Almost half of Germans changing payment behavior
And customers are changing their payment behavior. Forty-three percent of people have changed their payment behavior in recent weeks according to a Bundesbank survey. More and more Germans are opting for cashless and contactless payment at the point of sale. This development has been encouraged by a number of factors since the start of the crisis. On the one hand, there is the appeal to pay attention to what one touches, accompanied by greater caution in handling cash. Supermarkets, for example, are asking their customers to make cashless payments in order to limit the contact that their employees have with customers.
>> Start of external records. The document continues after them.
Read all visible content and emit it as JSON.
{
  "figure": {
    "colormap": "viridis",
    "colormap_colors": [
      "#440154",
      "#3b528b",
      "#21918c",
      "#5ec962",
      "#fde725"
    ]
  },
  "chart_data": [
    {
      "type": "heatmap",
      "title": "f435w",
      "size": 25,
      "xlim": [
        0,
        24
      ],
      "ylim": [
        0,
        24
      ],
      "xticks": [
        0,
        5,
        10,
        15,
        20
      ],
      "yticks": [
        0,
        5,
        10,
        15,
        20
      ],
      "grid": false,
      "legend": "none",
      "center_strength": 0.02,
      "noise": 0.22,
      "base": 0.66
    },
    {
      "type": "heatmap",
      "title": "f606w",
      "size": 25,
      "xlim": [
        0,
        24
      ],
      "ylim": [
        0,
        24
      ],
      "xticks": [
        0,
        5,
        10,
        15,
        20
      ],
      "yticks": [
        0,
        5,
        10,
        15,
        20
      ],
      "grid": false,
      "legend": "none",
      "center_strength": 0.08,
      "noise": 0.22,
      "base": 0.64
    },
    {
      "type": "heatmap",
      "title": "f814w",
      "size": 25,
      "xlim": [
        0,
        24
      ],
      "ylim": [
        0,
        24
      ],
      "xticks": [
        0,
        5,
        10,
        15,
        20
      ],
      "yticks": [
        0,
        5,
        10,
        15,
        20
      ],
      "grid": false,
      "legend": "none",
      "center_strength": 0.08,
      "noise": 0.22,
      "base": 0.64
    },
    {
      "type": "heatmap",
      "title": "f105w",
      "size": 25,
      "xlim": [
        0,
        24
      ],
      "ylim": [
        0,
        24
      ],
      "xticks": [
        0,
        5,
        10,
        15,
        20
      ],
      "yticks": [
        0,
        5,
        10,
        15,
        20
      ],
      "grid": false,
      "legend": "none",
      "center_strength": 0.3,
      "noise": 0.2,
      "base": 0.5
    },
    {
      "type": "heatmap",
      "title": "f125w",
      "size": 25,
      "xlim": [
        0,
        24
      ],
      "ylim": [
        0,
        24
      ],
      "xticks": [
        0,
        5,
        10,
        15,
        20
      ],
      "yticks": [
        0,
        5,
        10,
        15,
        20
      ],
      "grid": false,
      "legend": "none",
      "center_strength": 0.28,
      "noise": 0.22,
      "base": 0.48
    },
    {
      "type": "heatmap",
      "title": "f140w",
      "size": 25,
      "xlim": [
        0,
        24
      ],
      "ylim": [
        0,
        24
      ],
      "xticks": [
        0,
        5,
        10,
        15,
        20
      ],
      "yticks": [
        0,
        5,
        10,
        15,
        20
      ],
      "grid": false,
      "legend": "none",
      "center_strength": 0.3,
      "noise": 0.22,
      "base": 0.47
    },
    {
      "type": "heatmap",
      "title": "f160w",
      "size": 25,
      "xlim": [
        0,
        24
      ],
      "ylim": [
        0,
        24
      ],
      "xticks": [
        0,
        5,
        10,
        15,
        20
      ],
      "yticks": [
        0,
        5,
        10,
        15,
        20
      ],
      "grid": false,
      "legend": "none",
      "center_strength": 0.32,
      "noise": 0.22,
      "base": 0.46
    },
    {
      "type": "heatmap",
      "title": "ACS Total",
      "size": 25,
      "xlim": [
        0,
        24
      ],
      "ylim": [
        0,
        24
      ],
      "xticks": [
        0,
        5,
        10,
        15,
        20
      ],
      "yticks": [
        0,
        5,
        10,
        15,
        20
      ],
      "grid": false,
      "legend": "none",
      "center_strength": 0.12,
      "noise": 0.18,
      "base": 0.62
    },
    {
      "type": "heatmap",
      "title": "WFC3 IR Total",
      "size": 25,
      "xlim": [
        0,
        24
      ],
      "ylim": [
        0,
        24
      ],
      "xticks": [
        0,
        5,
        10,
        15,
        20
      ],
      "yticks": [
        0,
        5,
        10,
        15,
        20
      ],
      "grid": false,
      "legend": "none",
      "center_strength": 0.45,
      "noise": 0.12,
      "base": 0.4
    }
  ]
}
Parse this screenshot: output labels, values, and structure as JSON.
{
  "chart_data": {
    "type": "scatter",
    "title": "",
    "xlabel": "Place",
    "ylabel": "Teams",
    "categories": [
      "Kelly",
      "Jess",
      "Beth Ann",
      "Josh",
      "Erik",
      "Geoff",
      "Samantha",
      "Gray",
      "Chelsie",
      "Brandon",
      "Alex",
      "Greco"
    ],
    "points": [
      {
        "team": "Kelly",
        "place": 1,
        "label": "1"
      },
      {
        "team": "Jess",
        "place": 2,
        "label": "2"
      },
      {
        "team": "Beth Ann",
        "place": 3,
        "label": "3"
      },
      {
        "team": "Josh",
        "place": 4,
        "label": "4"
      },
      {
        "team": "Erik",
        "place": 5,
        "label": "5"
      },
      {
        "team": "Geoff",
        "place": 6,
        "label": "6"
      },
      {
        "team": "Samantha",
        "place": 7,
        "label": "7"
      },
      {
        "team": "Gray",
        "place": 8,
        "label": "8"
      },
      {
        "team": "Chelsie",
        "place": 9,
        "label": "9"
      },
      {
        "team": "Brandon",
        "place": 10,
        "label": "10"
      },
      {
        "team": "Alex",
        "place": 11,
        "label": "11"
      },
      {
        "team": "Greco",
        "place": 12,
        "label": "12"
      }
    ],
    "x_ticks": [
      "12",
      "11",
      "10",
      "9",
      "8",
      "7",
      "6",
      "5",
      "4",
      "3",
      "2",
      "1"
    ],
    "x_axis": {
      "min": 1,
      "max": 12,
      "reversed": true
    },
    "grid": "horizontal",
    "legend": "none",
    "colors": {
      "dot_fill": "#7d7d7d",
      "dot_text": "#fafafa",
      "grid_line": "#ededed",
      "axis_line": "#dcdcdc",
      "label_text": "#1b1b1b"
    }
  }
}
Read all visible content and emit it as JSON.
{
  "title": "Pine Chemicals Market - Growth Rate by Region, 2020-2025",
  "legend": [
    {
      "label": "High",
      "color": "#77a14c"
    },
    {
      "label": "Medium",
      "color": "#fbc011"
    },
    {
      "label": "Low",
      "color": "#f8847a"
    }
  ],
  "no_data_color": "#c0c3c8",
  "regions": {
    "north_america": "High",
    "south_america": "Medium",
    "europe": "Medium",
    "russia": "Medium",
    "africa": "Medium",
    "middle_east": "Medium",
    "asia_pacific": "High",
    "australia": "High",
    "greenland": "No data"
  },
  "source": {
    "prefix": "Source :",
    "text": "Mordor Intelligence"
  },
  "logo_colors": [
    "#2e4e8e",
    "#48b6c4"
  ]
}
The German banking industry has also increased the limit for contactless payment in the girocard system from EUR 25 to EUR 50. And many smaller shops, including bakeries and kiosks, where cash has long been the traditional method of payment, are also now offering cashless payment options.
Fintech companies supporting migration
Fintech companies have supported this rapid migration. Checkout provider Gastrofix, for example, has developed a digital support package – including card reader for contactless payment, digital menu with ordering function, and a customer database including voucher management – for restauranteurs to offer out-of-home business during the recent ban on restaurant opening.
“Non-cash, and in particular contactless payment, has increased considerably – in some cases solid double-digit figures – in those shops and markets that have opened, as it is also being promoted by operators in this difficult situation in most cases,”
says Horst Rüter, payment expert at the EHI Retail Institute. “This makes a lot of sense, especially for hygienic reasons.” This is having an effect. A survey published by the EHI Institute in April finds that, prior to the pandemic, 38 percent still preferred cash payment – a figure that has dropped to just 18 percent since the start of the crisis. Forty-two percent prefer classic card payment, 31 percent contactless payment by card, and 8 percent mobile payment options.